I’m an MD. Her Leaky Gut Wasn’t a Gut Problem — It Was a Life Problem.
What chronic stress does to the body when someone has been surviving for too long.
Irene came in for migraines.
That was the chief complaint. Thirty-six years old, elementary school teacher, already diagnosed with irritable bowel syndrome, already scoped twice — endoscopy and colonoscopy both showing diffuse inflammation, gastritis, GERD. Already told she couldn’t tolerate GLP-1 medications because of her IBS. She had done her research online and found me.
She seemed, on the surface, like a patient with a well-documented GI history and a headache problem.
I almost missed what was actually going on.
She mentioned she wanted to lose six pounds. I looked at her. She was in good shape. Six pounds was not a medical problem. I asked why.
She said she wanted to stay young and pretty as she got older.
I asked what her weight had been two years ago. She said she had been about ten pounds lighter. They had just gotten married around that time. She smiled when she said it — he was crazy about me.
Is he not crazy about you now?
I made it light. She half-laughed. Then she said: yeah, it’s just…
And she stopped.
I asked about sleep. She said it had never been great but had gotten significantly worse over the last year or so. I asked what changed. She said nothing. Her husband worked construction, came home late, slept like a baby. I said: well, someone in the house is getting good sleep.

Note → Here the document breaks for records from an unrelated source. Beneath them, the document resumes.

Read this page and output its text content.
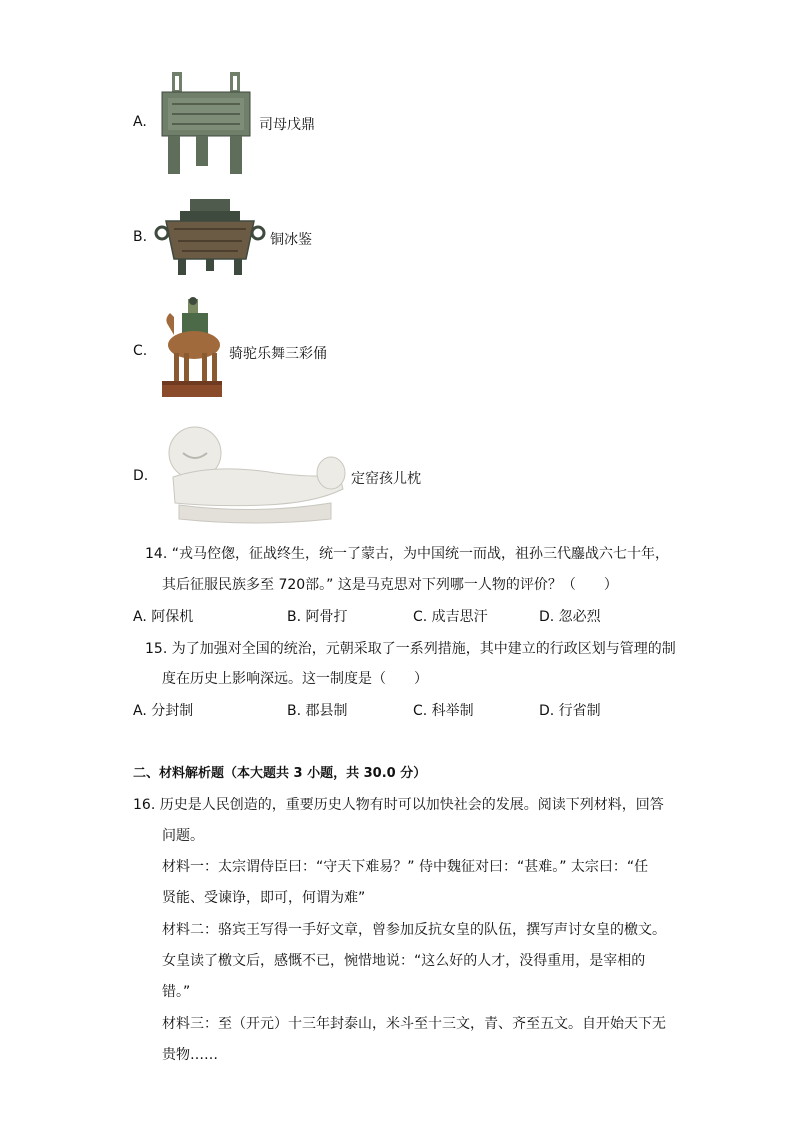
A.	司母戊鼎
B.	铜冰鉴
C.	骑驼乐舞三彩俑
D.	定窑孩儿枕
14. “戎马倥偬，征战终生，统一了蒙古，为中国统一而战，祖孙三代鏖战六七十年，
其后征服民族多至 720部。” 这是马克思对下列哪一人物的评价？（　　）
A. 阿保机	B. 阿骨打	C. 成吉思汗	D. 忽必烈
15. 为了加强对全国的统治，元朝采取了一系列措施，其中建立的行政区划与管理的制
度在历史上影响深远。这一制度是（　　）
A. 分封制	B. 郡县制	C. 科举制	D. 行省制
二、材料解析题（本大题共 3 小题，共 30.0 分）
16. 历史是人民创造的，重要历史人物有时可以加快社会的发展。阅读下列材料，回答
问题。
材料一：太宗谓侍臣曰：“守天下难易？” 侍中魏征对曰：“甚难。” 太宗曰：“任
贤能、受谏诤，即可，何谓为难”
材料二：骆宾王写得一手好文章，曾参加反抗女皇的队伍，撰写声讨女皇的檄文。
女皇读了檄文后，感慨不已，惋惜地说：“这么好的人才，没得重用，是宰相的
错。”
材料三：至（开元）十三年封泰山，米斗至十三文，青、齐至五文。自开始天下无
贵物……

She didn’t laugh that time.
The picture was assembling itself. Poor sleep for over a year. Weight gain of ten pounds. IBS worsening. Migraines. Irregular periods for the past few months — she was worried about early menopause, and they hadn’t had children yet. A marriage that had quietly shifted into something she didn’t have words for yet.
She wasn’t imagining any of it. She was not broken. Her body was doing exactly what a body does when it is living inside a chronic stress load it cannot name and cannot escape.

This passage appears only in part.